Along with the university’s commitment to diversity, the monument was made possible by the financial support of numerous patrons as well as the broader community. The Armenian Genocide Centennial–Fresno Committee, which comprises representatives from the valley’s various Armenian organizations, coordinated construction of the monument and has promoted more than 30 other centennial events in the past several months.
As with many of the worldwide activities that marked this year’s commemoration, the theme of justice resonated throughout the program, including a call to the governments of the United States and Republic of Turkey to recognize this crime against humanity.
“It’s an assault not only on Armenians, but on history. It’s an assault on truth. It’s an assault on justice. And it’s an assault on humanity,” declared Valery Mkrtumian, Deputy Consul General of the Republic of Armenia in Los Angeles.
Mkrtumian joined with Castro, his wife Mary, and Berj K. Apkarian—Honorary Consul of the Republic of Armenia in Fresno and Chairman of the AGC–Fresno’s Monument Committee—in cutting the monument’s purple ribbon before the cheering audience.
Patterned after the Genocide Monument Dzidzernagapert in Yerevan, Fresno’s monument embodies symbols of cultural meaning. The broken halo that crowns the structure signifies the fracture left by the Genocide as well as the unity of the Armenian people. Beneath the halo stand nine pillars—made of concrete and imported tufa stone—representing the six historical provinces of Western Armenia, the region of Cilicia, the Armenian Diaspora, and the Republic of Armenia. A video—narrated by Fresno State professors Barlow Der Mugrdechian, Coordinator of Armenian Studies, and Dr. Sergio La Porta, Haig and Isabel Berberian Professor of Armenian Studies and President of AGC–Fresno–highlighted the role that each area has played in Armenian history and culture. Another video featured commentary about the Armenian Genocide from the perspective of the valley’s Greek, Jewish, Nigerian, Sikh, and Catholic communities.

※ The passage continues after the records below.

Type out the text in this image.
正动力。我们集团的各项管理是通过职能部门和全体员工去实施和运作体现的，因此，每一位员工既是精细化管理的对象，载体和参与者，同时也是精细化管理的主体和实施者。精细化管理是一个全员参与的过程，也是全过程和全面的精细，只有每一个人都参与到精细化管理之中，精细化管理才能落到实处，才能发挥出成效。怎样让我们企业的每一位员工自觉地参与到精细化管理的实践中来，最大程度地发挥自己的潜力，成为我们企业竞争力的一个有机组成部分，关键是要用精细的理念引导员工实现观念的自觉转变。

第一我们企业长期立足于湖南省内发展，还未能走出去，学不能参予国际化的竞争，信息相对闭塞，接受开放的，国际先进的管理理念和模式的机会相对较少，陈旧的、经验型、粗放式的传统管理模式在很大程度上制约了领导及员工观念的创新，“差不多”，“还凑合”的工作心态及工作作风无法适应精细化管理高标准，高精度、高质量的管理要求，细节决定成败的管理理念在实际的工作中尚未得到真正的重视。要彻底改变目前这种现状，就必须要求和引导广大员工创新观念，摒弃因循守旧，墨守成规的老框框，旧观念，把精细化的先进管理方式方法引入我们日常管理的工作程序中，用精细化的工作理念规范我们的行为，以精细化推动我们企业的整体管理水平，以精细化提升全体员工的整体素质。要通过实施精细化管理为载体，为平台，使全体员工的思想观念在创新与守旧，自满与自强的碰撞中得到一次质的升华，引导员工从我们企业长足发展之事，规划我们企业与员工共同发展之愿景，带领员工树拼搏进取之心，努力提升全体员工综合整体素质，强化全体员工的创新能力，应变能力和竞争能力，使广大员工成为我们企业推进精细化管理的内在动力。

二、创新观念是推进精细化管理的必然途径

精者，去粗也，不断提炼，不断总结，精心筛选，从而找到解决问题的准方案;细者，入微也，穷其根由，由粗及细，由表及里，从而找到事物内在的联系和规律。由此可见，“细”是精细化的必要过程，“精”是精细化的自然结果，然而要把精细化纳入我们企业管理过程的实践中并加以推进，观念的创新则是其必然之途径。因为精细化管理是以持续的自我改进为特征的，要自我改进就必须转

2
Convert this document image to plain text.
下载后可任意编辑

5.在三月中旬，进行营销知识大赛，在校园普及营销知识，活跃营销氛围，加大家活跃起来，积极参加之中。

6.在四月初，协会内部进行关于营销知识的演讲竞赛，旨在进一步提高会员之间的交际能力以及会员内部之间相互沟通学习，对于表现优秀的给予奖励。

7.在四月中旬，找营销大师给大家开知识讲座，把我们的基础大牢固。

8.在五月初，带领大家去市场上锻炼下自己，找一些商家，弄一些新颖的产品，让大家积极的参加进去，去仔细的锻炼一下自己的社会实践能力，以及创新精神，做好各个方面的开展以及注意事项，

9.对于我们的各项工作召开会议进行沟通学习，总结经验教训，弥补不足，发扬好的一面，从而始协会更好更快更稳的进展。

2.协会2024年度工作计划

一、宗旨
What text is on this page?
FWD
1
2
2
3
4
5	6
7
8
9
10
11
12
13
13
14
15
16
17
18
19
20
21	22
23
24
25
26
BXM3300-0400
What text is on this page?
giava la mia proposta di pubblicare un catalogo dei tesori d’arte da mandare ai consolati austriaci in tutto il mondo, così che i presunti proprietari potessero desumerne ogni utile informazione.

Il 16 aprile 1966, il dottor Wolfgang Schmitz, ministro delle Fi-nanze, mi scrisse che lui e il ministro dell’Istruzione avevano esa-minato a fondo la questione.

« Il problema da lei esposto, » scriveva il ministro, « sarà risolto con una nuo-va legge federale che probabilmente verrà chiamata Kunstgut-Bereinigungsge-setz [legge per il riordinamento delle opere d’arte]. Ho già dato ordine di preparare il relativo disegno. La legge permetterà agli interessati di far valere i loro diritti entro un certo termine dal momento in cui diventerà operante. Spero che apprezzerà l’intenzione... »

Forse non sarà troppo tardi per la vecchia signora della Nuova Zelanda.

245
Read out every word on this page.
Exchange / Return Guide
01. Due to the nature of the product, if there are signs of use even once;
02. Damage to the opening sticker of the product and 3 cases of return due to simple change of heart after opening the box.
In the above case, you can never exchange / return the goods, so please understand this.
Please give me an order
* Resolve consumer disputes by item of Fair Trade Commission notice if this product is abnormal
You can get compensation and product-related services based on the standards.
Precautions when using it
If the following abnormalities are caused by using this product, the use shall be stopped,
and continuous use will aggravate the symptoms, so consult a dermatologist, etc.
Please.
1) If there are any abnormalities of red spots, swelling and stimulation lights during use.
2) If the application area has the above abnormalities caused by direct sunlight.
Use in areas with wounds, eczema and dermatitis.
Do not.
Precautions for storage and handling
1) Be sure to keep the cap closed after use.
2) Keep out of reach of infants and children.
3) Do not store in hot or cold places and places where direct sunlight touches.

A traditional blessing of the monument was officiated by the Armenian clergy of the San Joaquin Valley, including: Fr. Vartan Kasparian, Fr. Yeghia Hairabedian, Fr. Vahan Gosdanian, Fr. Zaven Markosyan, Fr. Yessai Bedros, Badveli Ara Guekguezian, and Badveli Greg Haroutunian.
Charles S. Poochigian, Associate Justice of the California Court of Appeals, and Deborah Adishian Astone, Fresno State’s Interim Vice President for Administrative Services, emceed the program. Numerous officials were on hand, including Fresno Mayor Ashley Swearengin. Prior to the ceremony, legendary oud master Richard Hagopian and his ensemble performed Armenian folk songs.